Brennendes Gefühl, Schmerzen beim Schlucken

Sodbrennen: So kann man dem Rückfluss von Magensäure vorbeugen

Es stößt einem immer wieder auf. Und hinter dem Brustbein fühlt man einen brennenden Schmerz: Sodbrennen ist sehr unangenehm. Bei länger anhaltenden Beschwerden sprechen Fachleute von der Refluxkrankheit. Doch was steckt dahinter? Und wie bekommen es Betroffene in den Griff?

Die Ursache für Sodbrennen ist meist in dem Bereich zu finden, in dem die Speiseröhren- in die Magenmuskulatur übergeht. Der öffnet und schließt sich bei gesunden Menschen nur, wenn sie etwas essen oder trinken – oder kurzzeitig beim Rülpsen.

Wenn aber die Kontraktionsfähigkeit des Muskels in dem Bereich abnimmt, kann es zum Rückfluss von saurem Magensaft kommen. Meist macht sich das als Brennen hinter dem Brustbein bemerkbar. „Manche Leute haben episodisches Sodbrennen, zum Beispiel im Urlaub oder nach einer reichhaltigen Mahlzeit“, erklärt Prof. Herbert Koop von der Deutschen Gesellschaft für Gastroenterologie, Verdauungs- und Stoffwechselkrankheiten (DGVS). Das sei unbedenklich und gehe wieder vorbei.

Manchmal hilft schon ein einfacher Trick gegen die Beschwerden. „Bei akutem Sodbrennen reicht es kurzfristig oft, ein großes Glas Wasser zu trinken“, erklärt Ursula Sellerberg von der Bundesapothekerkammer.
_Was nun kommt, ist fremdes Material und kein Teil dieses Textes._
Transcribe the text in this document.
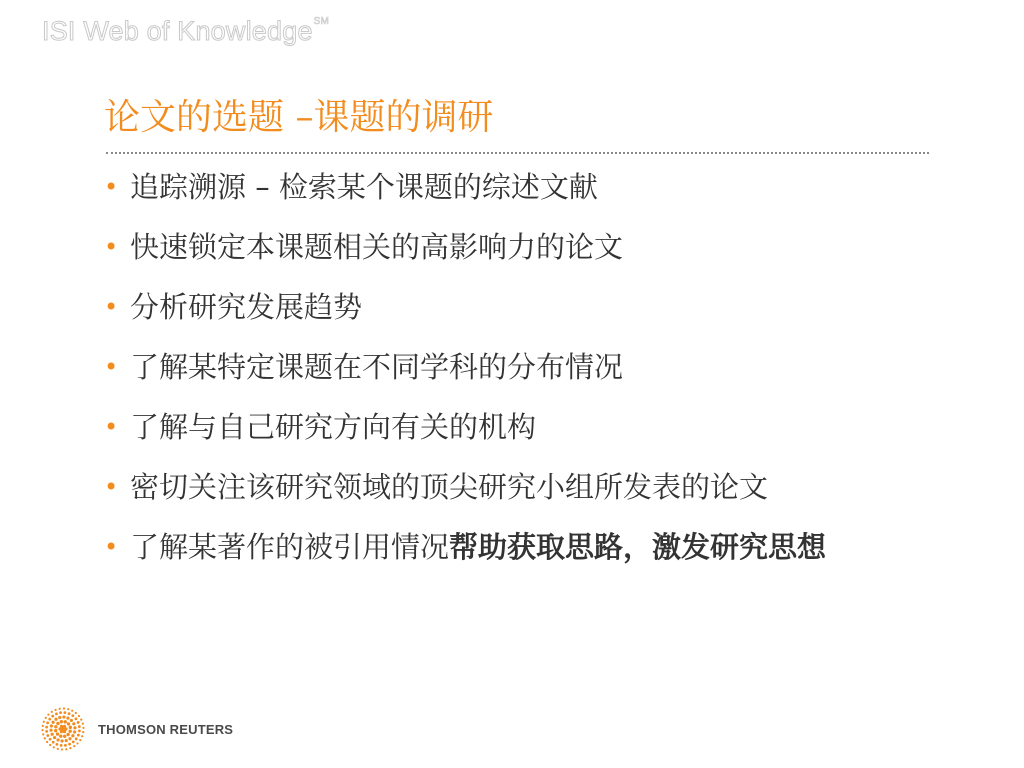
ISI Web of Knowledge℠
论文的选题 –课题的调研
• 追踪溯源 – 检索某个课题的综述文献
• 快速锁定本课题相关的高影响力的论文
• 分析研究发展趋势
• 了解某特定课题在不同学科的分布情况
• 了解与自己研究方向有关的机构
• 密切关注该研究领域的顶尖研究小组所发表的论文
• 了解某著作的被引用情况帮助获取思路，激发研究思想
THOMSON REUTERS
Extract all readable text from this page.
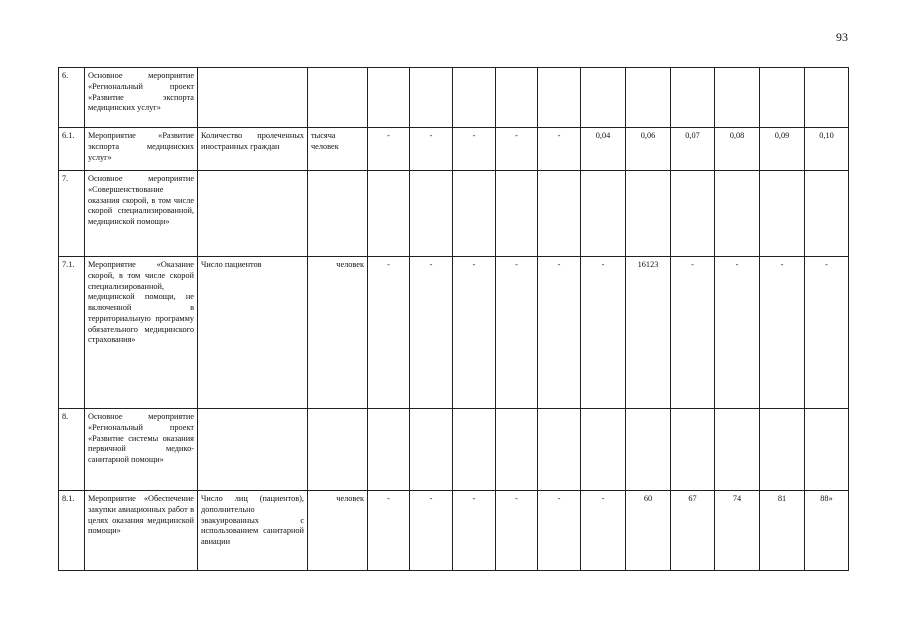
93
6.	Основное мероприятие «Региональный проект «Развитие экспорта медицинских услуг»													
6.1.	Мероприятие «Развитие экспорта медицинских услуг»	Количество пролеченных иностранных граждан	тысяча человек	-	-	-	-	-	0,04	0,06	0,07	0,08	0,09	0,10
7.	Основное мероприятие «Совершенствование оказания скорой, в том числе скорой специализированной, медицинской помощи»													
7.1.	Мероприятие «Оказание скорой, в том числе скорой специализированной, медицинской помощи, не включенной в территориальную программу обязательного медицинского страхования»	Число пациентов	человек	-	-	-	-	-	-	16123	-	-	-	-
8.	Основное мероприятие «Региональный проект «Развитие системы оказания первичной медико-санитарной помощи»													
8.1.	Мероприятие «Обеспечение закупки авиационных работ в целях оказания медицинской помощи»	Число лиц (пациентов), дополнительно эвакуированных с использованием санитарной авиации	человек	-	-	-	-	-	-	60	67	74	81	88»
Bei sporadischem Sodbrennen empfiehlt sie, nach dem Essen spazieren zu gehen. Hinlegen sollte man sich nicht, denn im Liegen könne der Magensaft leichter in die Speiseröhre zurückfließen. Darum ist ein weiterer Ratschlag, mit einem erhöhten Kopfteil zu schlafen. Mit ein paar Regeln kann man Sodbrennen vorbeugen, erklärt Apothekerin Sellerberg. „Mehrere kleine Mahlzeiten am Tag essen anstatt wenige große.“ Fettarme, eiweißreiche Mahlzeiten wie Quark oder mageres Fleisch seien leichter zu verdauen als fettreiche. Am Abend isst man möglichst wenig, damit der Magen beim Einschlafen fast leer ist. Idealerweise liegen zwischen Abendessen und Schlafengehen drei Stunden Abstand.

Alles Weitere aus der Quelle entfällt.